Ainsi, Fragonard affiche sa filiation avec la jeune artiste, souhaitant par-là lui faire bénéficier de sa réputation et de sa clientèle. Ici, le cas de Marguerite Gérard est à remettre dans le contexte de ce XVIIIe siècle. En effet, si nous avons vu jusqu’à présent que la carrière académique était un must pour les artistes voulant faire carrière, ce siècle change la donne. Puisqu’on assiste à cette époque au développement, de plus en plus important, d’un marché de l’art et à l’affirmation par les élites culturelles et économiques des notions de goût (individuel) et d’intimité. Ce qui fait que les peintures d’histoires, le grand genre de l’Académie, sont en net recul, la demande privée privilégiant des scènes de la vie quotidienne, galantes, bourgeoises, où elles trouvent un écho à ses valeurs et ses plaisirs.
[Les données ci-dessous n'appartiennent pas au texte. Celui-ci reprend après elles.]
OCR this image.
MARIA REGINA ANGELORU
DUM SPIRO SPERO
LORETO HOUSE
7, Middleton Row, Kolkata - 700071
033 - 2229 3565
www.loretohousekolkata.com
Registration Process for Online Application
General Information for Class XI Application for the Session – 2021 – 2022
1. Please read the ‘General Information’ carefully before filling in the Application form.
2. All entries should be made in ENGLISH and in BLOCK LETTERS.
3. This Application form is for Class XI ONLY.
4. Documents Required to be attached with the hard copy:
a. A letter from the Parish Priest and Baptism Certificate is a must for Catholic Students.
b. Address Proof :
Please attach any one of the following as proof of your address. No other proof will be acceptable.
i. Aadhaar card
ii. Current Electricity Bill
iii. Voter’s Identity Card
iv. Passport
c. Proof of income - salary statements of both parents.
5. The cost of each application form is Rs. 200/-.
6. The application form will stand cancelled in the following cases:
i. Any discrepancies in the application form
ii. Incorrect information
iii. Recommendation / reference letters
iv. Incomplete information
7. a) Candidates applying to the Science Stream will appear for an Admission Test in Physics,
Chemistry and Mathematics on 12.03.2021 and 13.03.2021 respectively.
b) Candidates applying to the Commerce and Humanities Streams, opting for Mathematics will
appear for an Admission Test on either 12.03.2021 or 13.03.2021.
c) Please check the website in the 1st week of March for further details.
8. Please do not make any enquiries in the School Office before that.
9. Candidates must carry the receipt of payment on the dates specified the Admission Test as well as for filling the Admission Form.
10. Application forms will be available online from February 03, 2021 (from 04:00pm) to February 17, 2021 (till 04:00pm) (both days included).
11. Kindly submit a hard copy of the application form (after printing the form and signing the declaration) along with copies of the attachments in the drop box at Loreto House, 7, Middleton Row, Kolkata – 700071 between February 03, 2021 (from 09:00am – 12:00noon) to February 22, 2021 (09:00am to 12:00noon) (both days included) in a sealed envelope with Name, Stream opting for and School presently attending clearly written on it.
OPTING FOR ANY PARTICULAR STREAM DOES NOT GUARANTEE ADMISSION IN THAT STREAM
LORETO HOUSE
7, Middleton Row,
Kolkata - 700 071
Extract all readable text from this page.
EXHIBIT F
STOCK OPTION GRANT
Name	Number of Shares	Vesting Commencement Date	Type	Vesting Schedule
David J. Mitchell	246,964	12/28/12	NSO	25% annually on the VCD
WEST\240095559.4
Il faut aussi, dans ce contexte, pondérer ce que nous avions pu dire précédemment sur la hiérarchie des genres et l’exclusion des femmes de facto du genre le plus noble qui est celui de la peinture d’histoire. En effet, Fragonard en est un exemple éloquent, les peintres au contact de cette nouvelle clientèle privée, se détournent de ce genre complexe : par sa taille, son iconographie savante, la dureté de la critique et les exigences du commanditaire, afin de réaliser des genres plus simples, plus rapides d’exécution et donc plus rentables que sont le portrait, la scène de genre et la nature morte. De plus, ces petits tableaux réalisables en plus grande quantité n’ont pas besoin d’avoir un commanditaire (sauf pour celui du portrait) et peuvent donc être vendus dans les différents salons et ventes organisées de l’époque. La carrière académique n’est donc plus en ce siècle l’alpha et l’oméga de la vie artistique, même si celle-ci jouit d’un prestige et d’une reconnaissance qui restent enviés et enviables.
Tout comme son maître, l’artiste s’inscrit dans cette veine de la peinture de genre, fortement inspirée des peintres de la matière fine du XVIIe siècle hollandais, tels que Gerard Ter Borch, Gérard Dou, Netscher… Avec un rendu des textures lisses et brillantes nécessitant un temps de travail long et minutieux. Elle y décrit l’atmosphère amoureuse jeune femme lisant une lettre de son amant ou mari. Elle rend avec virtuosité les différends rendus des étoffes et textiles, des marqueteries de bois, mais aussi un soin apporté à la lumière et à son influence sur les rendus des matières…. L’atmosphère galante peut refléter la clientèle alors libertine qu’elle a pu hériter de son beau-frère…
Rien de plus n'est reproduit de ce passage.